The Little Sisters is a Denver based religiously affiliated, nonprofit charitable organization that operates nursing homes across the United States. In addition to its charitable work it has been engaging in litigating with the United States government over a matter that has no substance but has given it a high profile. Many nuns can say they’re in more or less constant contact with God, but few can say, as the Little Sisters can, that they’ve also been in contact with the U.S. Supreme Court and that that body granted their petition in a more tangible way than God usually does.
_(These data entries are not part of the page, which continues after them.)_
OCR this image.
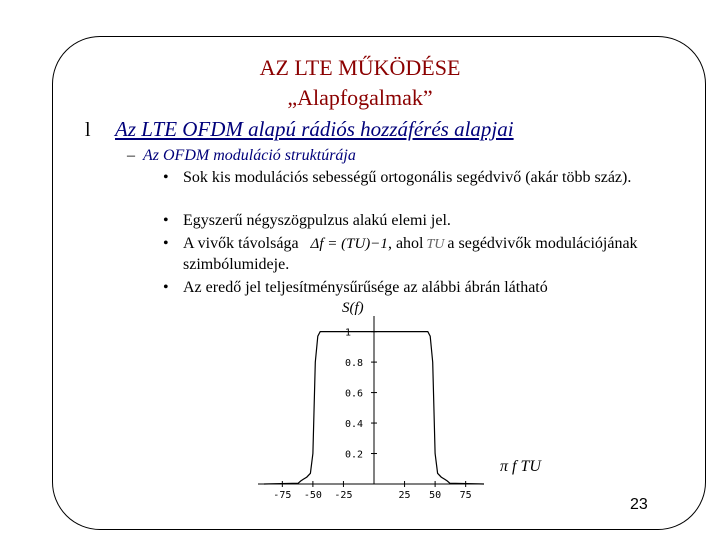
AZ LTE MŰKÖDÉSE
„Alapfogalmak”
l Az LTE OFDM alapú rádiós hozzáférés alapjai
– Az OFDM moduláció struktúrája
• Sok kis modulációs sebességű ortogonális segédvivő (akár több száz).
• Egyszerű négyszögpulzus alakú elemi jel.
• A vivők távolsága Δf = (TU)−1, ahol TU a segédvivők modulációjának szimbólumideje.
• Az eredő jel teljesítménysűrűsége az alábbi ábrán látható
S(f)
π f TU
-75 -50 -25	25 50 75
1
0.8
0.6
0.4
0.2
23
The litigation in which the formerly petulant Little Sisters are involved pertains to requirements to which they are subject under the Affordable Care Act (ACA.) Under the ACA, religious organizations that object to providing contraceptive coverage to employees must sign an EBSA Form 700-Certification. The representative of an organization who signs that form certifies that “on account of religious objections, the organization opposes providing coverage for some or all of any contraceptive services that would otherwise be required to be covered; and the organization is organized and operates as a nonprofit entity; and the organization holds itself out as a religious organization.” The insurance company or administrator receiving the form then arranges for contraceptive coverage to be made available to female employees of the entity.
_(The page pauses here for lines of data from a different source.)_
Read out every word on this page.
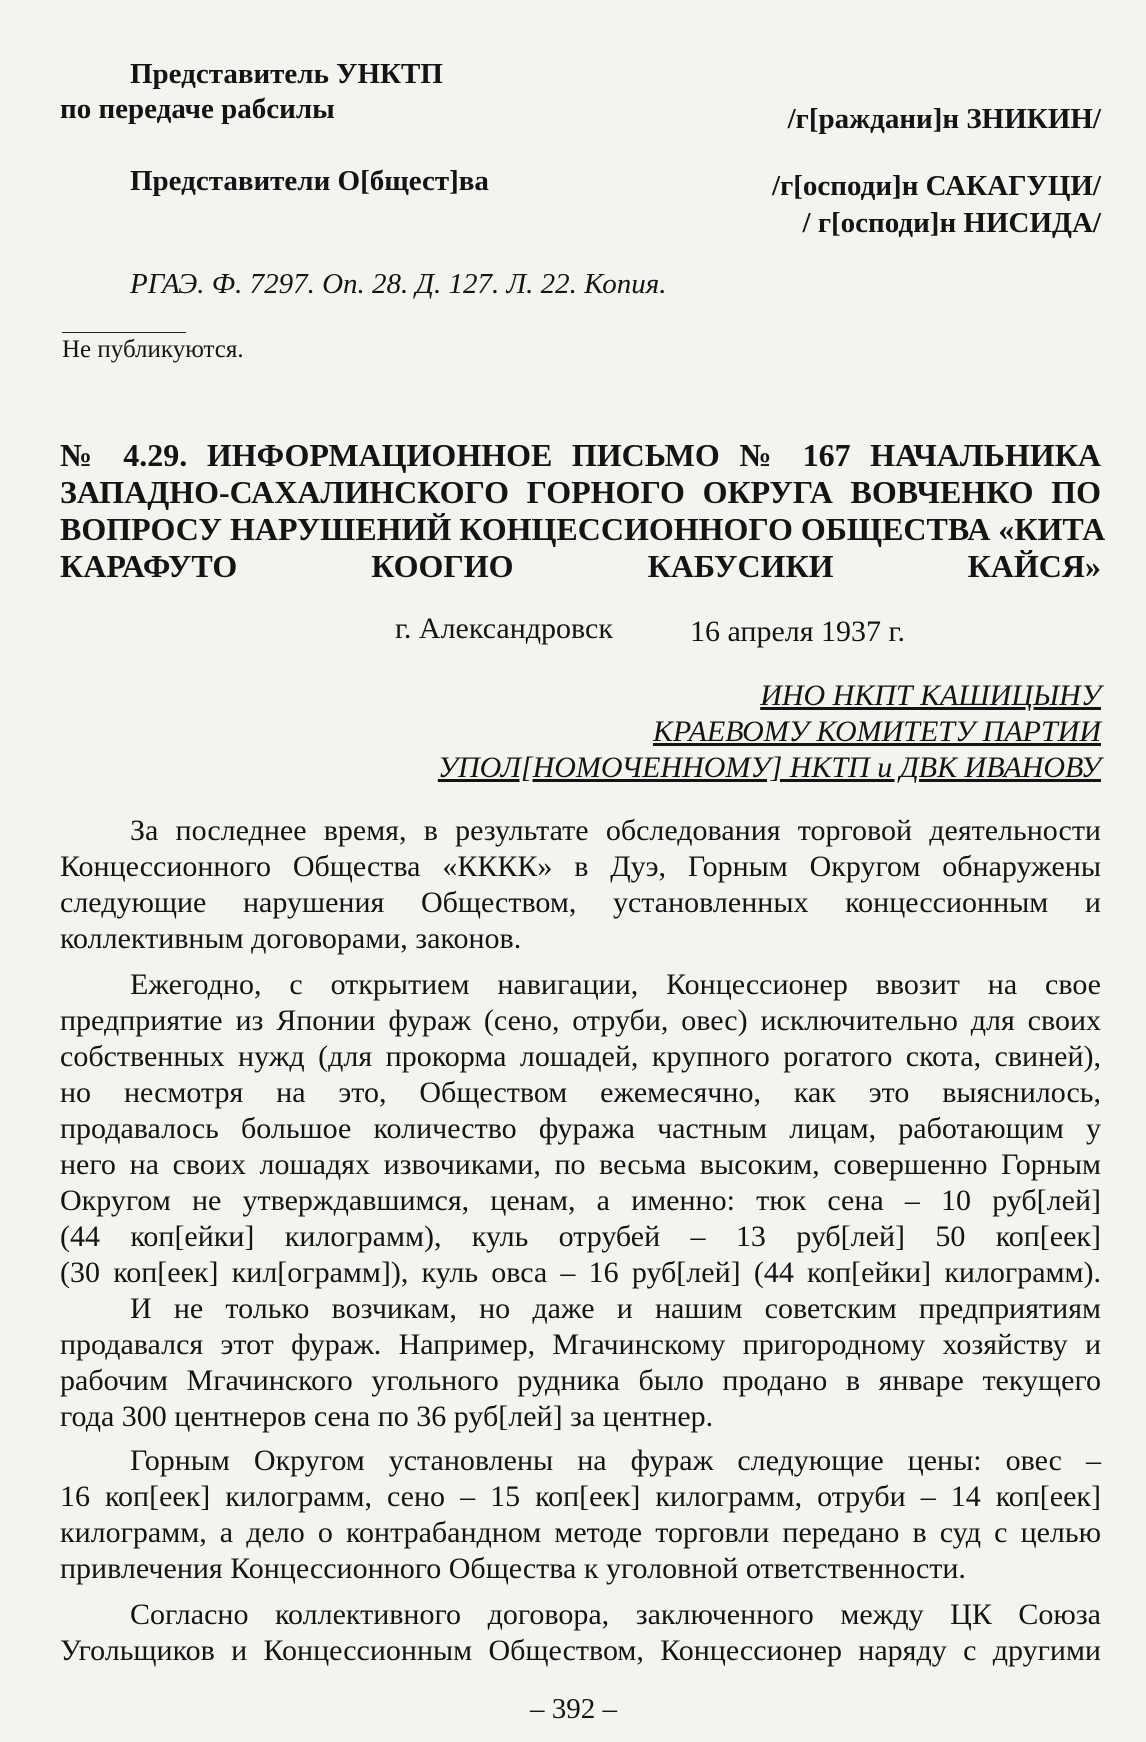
Представитель УНКТП
по передаче рабсилы	/г[раждани]н ЗНИКИН/
Представители О[бщест]ва	/г[осподи]н САКАГУЦИ/
/ г[осподи]н НИСИДА/
РГАЭ. Ф. 7297. Оп. 28. Д. 127. Л. 22. Копия.
Не публикуются.
№ 4.29. ИНФОРМАЦИОННОЕ ПИСЬМО № 167 НАЧАЛЬНИКА
ЗАПАДНО-САХАЛИНСКОГО ГОРНОГО ОКРУГА ВОВЧЕНКО ПО
ВОПРОСУ НАРУШЕНИЙ КОНЦЕССИОННОГО ОБЩЕСТВА «КИТА
КАРАФУТО КООГИО КАБУСИКИ КАЙСЯ»
г. Александровск	16 апреля 1937 г.
ИНО НКПТ КАШИЦЫНУ
КРАЕВОМУ КОМИТЕТУ ПАРТИИ
УПОЛ[НОМОЧЕННОМУ] НКТП и ДВК ИВАНОВУ
За последнее время, в результате обследования торговой деятельности
Концессионного Общества «КККК» в Дуэ, Горным Округом обнаружены
следующие нарушения Обществом, установленных концессионным и
коллективным договорами, законов.
Ежегодно, с открытием навигации, Концессионер ввозит на свое
предприятие из Японии фураж (сено, отруби, овес) исключительно для своих
собственных нужд (для прокорма лошадей, крупного рогатого скота, свиней),
но несмотря на это, Обществом ежемесячно, как это выяснилось,
продавалось большое количество фуража частным лицам, работающим у
него на своих лошадях извочиками, по весьма высоким, совершенно Горным
Округом не утверждавшимся, ценам, а именно: тюк сена – 10 руб[лей]
(44 коп[ейки] килограмм), куль отрубей – 13 руб[лей] 50 коп[еек]
(30 коп[еек] кил[ограмм]), куль овса – 16 руб[лей] (44 коп[ейки] килограмм).
И не только возчикам, но даже и нашим советским предприятиям
продавался этот фураж. Например, Мгачинскому пригородному хозяйству и
рабочим Мгачинского угольного рудника было продано в январе текущего
года 300 центнеров сена по 36 руб[лей] за центнер.
Горным Округом установлены на фураж следующие цены: овес –
16 коп[еек] килограмм, сено – 15 коп[еек] килограмм, отруби – 14 коп[еек]
килограмм, а дело о контрабандном методе торговли передано в суд с целью
привлечения Концессионного Общества к уголовной ответственности.
Согласно коллективного договора, заключенного между ЦК Союза
Угольщиков и Концессионным Обществом, Концессионер наряду с другими
– 392 –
The nuns began the lawsuit because of instructions that the nuns’ lawyer, Mark Rienzi,said that the nuns had received from God. God, who is unfamiliar with legal niceties, instructed the nuns that they could not sign EBSA Form 700-Certification. That was because God thought if they signed, the company administering the nuns’ employee benefit plan would be required to furnish contraceptive coverage to the nuns’ employees. God did not realize that the Employee Retirement Income Security Act of 1974 (ERISA) says that no government regulation of an employee benefit plan run by a religious organization is permitted. The nuns’ plan is administered by the Christian Brothers. Under ERISA the Christian Brothers are not required to provide contraceptive coverage to employees who work for the nuns who, having taken vows of chastity, have no need of contraceptives anyway, and little sympathy for those who do. That exception did not, however, satisfy the petulant Little Sisters whose petulance was not overcome simply because they could get the result they claimed to want by signing the form. They went to the Supreme Court to obtain a waiver from the need to sign the form to avoid penalties that would otherwise be assessed against them for refusing to provide coverage to their employees. The Supreme Court temporarily blocked the enforcement of any penalties on the Petulant Little Sisters pending the outcome of a trial on the merits.
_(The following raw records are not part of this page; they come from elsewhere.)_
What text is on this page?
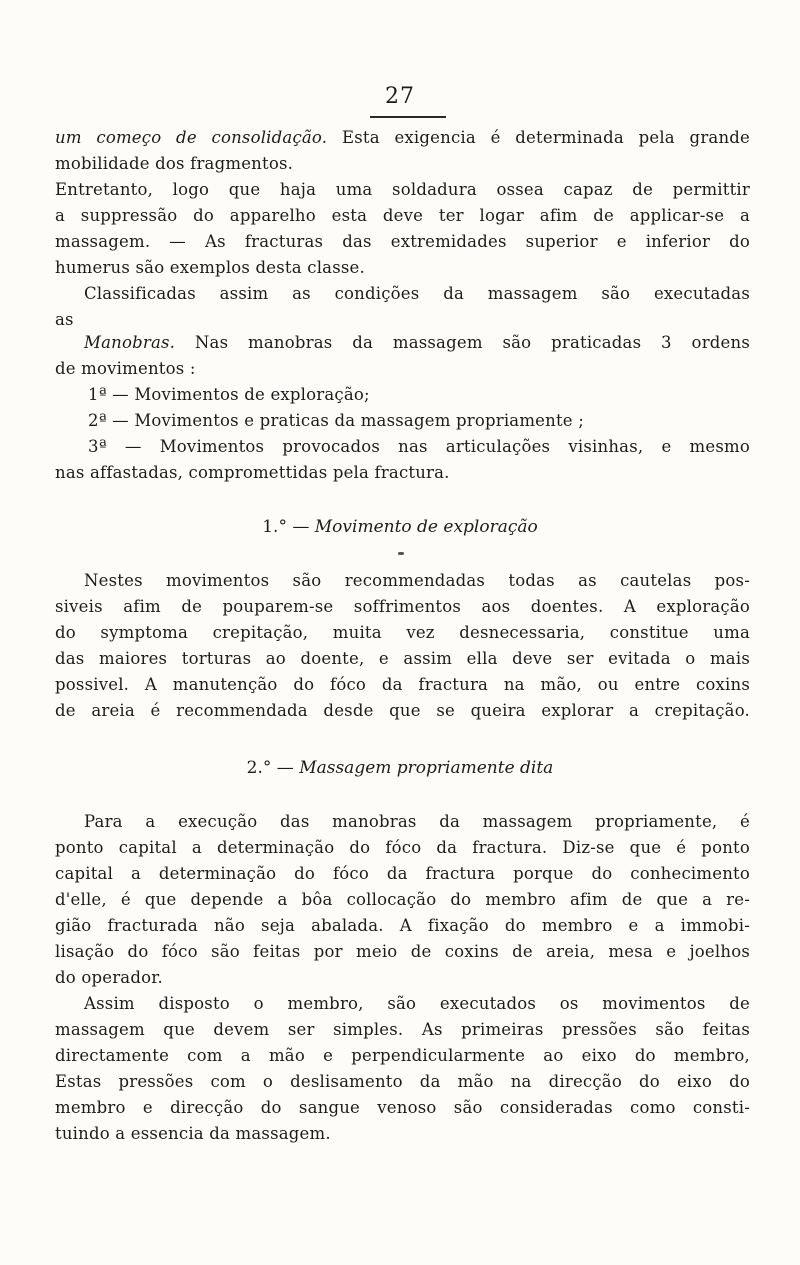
27
um começo de consolidação. Esta exigencia é determinada pela grande
mobilidade dos fragmentos.
Entretanto, logo que haja uma soldadura ossea capaz de permittir
a suppressão do apparelho esta deve ter logar afim de applicar-se a
massagem. — As fracturas das extremidades superior e inferior do
humerus são exemplos desta classe.
Classificadas assim as condições da massagem são executadas
as
Manobras. Nas manobras da massagem são praticadas 3 ordens
de movimentos :
1ª — Movimentos de exploração;
2ª — Movimentos e praticas da massagem propriamente ;
3ª — Movimentos provocados nas articulações visinhas, e mesmo
nas affastadas, compromettidas pela fractura.
1.° — Movimento de exploração
Nestes movimentos são recommendadas todas as cautelas pos-
siveis afim de pouparem-se soffrimentos aos doentes. A exploração
do symptoma crepitação, muita vez desnecessaria, constitue uma
das maiores torturas ao doente, e assim ella deve ser evitada o mais
possivel. A manutenção do fóco da fractura na mão, ou entre coxins
de areia é recommendada desde que se queira explorar a crepitação.
2.° — Massagem propriamente dita
Para a execução das manobras da massagem propriamente, é
ponto capital a determinação do fóco da fractura. Diz-se que é ponto
capital a determinação do fóco da fractura porque do conhecimento
d'elle, é que depende a bôa collocação do membro afim de que a re-
gião fracturada não seja abalada. A fixação do membro e a immobi-
lisação do fóco são feitas por meio de coxins de areia, mesa e joelhos
do operador.
Assim disposto o membro, são executados os movimentos de
massagem que devem ser simples. As primeiras pressões são feitas
directamente com a mão e perpendicularmente ao eixo do membro,
Estas pressões com o deslisamento da mão na direcção do eixo do
membro e direcção do sangue venoso são consideradas como consti-
tuindo a essencia da massagem.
The no-longer petulant Little Sisters were thrilled. There were pictures of the contraceptive free Little Sisters cheering and raising their hands in gestures of gratitude to God (and the U.S. Supreme Court) for having heard their prayers and relieving them of the need to sign ESBA Form 700, Instead of signing that form and stating that they are a religious organization and object to “providing coverage for some or all of any contraceptive services” they must now, in a letter addressed to the secretary of health and human services, inform the secretary that “they are nonprofit organizations that hold themselves out as religious and have religious objections to providing coverage for contraceptive services.” The non-lawyer will have difficulty understanding how what the Little Sisters tell the secretary differs from what the form says.
The injunction means that the nuns will not be forced to sign and deliver ESBA Form 700 to the Christian Brothers and the Christian Brothers will not have to ignore it. The nuns’ lawyer probably overlooked the fact that the clumsily worded instructions on the form have no applicability to the Christian Brothers because of ERISA. If God had been aware of ERISA, he might well have told the nuns to get on with His work and stay out of court. One can hardly fault Him for not fully understanding the language on ESBA Form 700. It is poorly thought out. So is the Supreme Court’s decision supporting the Little Sisters.